Shall I not drink the cup that the Father gave me?

By Whitney Schieltz

This Holy Week has conveniently coincided with an important time in my discernment.  Now, after a year-and-a-half as an Affiliate with the Sisters of Charity of Cincinnati, living in our formation house outside of El Paso, Texas, I must decide if I am going to apply for Novitiate.  Although I believe that is where I am being called, many unexpected emotions have been surfacing recently.  Most obvious among them has been sadness in recognizing that I will have to leave the U.S.-Mexico border, where I have grown so close to so many people through my community and my ministries.  It will be especially difficult to move away at a time when there is so much need at the border.

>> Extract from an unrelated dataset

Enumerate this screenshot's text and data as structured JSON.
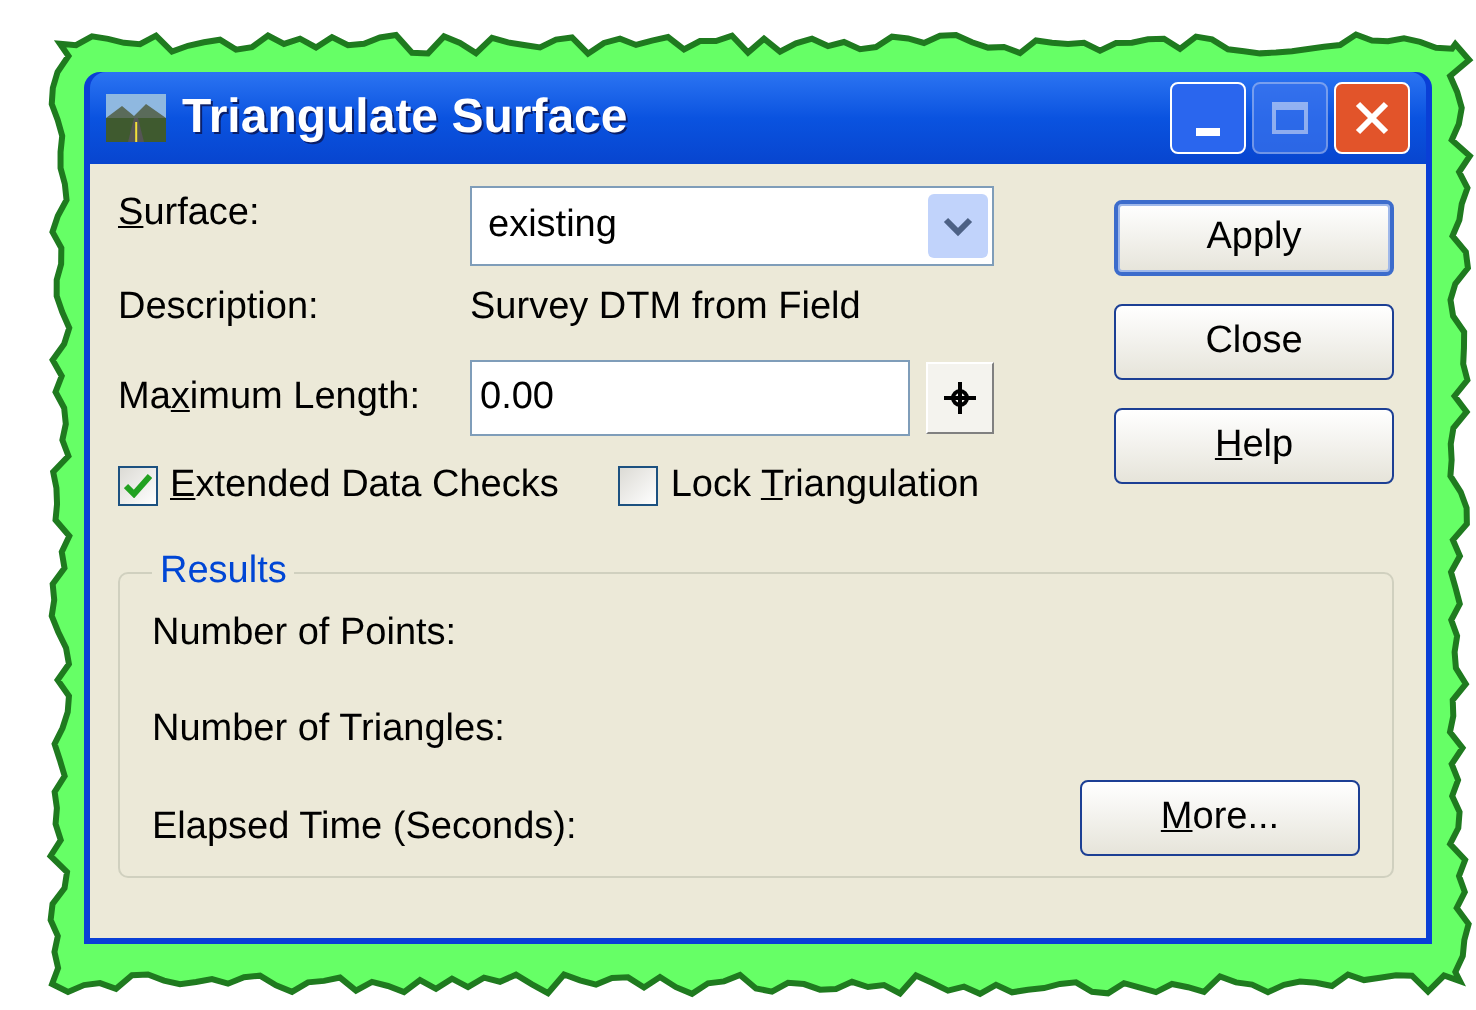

As I prayed with the Gospels this week, I found comfort in Jesus’s own struggle to continue on the path that his Father called him to follow.  While he was approaching the end of his earthly life, I too am dealing with the fear and acceptance of an end.  In both cases, however, we trust that what comes next is necessary and what God wants for us.  I’m sure it will be a tough transition, but I just keep hearing Jesus asking, “Shall I not drink the cup that the Father gave me?”  He trusted, and so must I.  I must trust that God is taking me where I need to be.  And I must trust that God will take care of the things I cannot.

Anapra, Mexico: home to Proyecto Santo Niño, the clinic for special needs children
where I have ministered over the past year-and-a-half at the border.
Much of my time at the Proyecto Santo Niño clinic in Anapra is spent playing with the
children and helping with the school started there for the special needs children.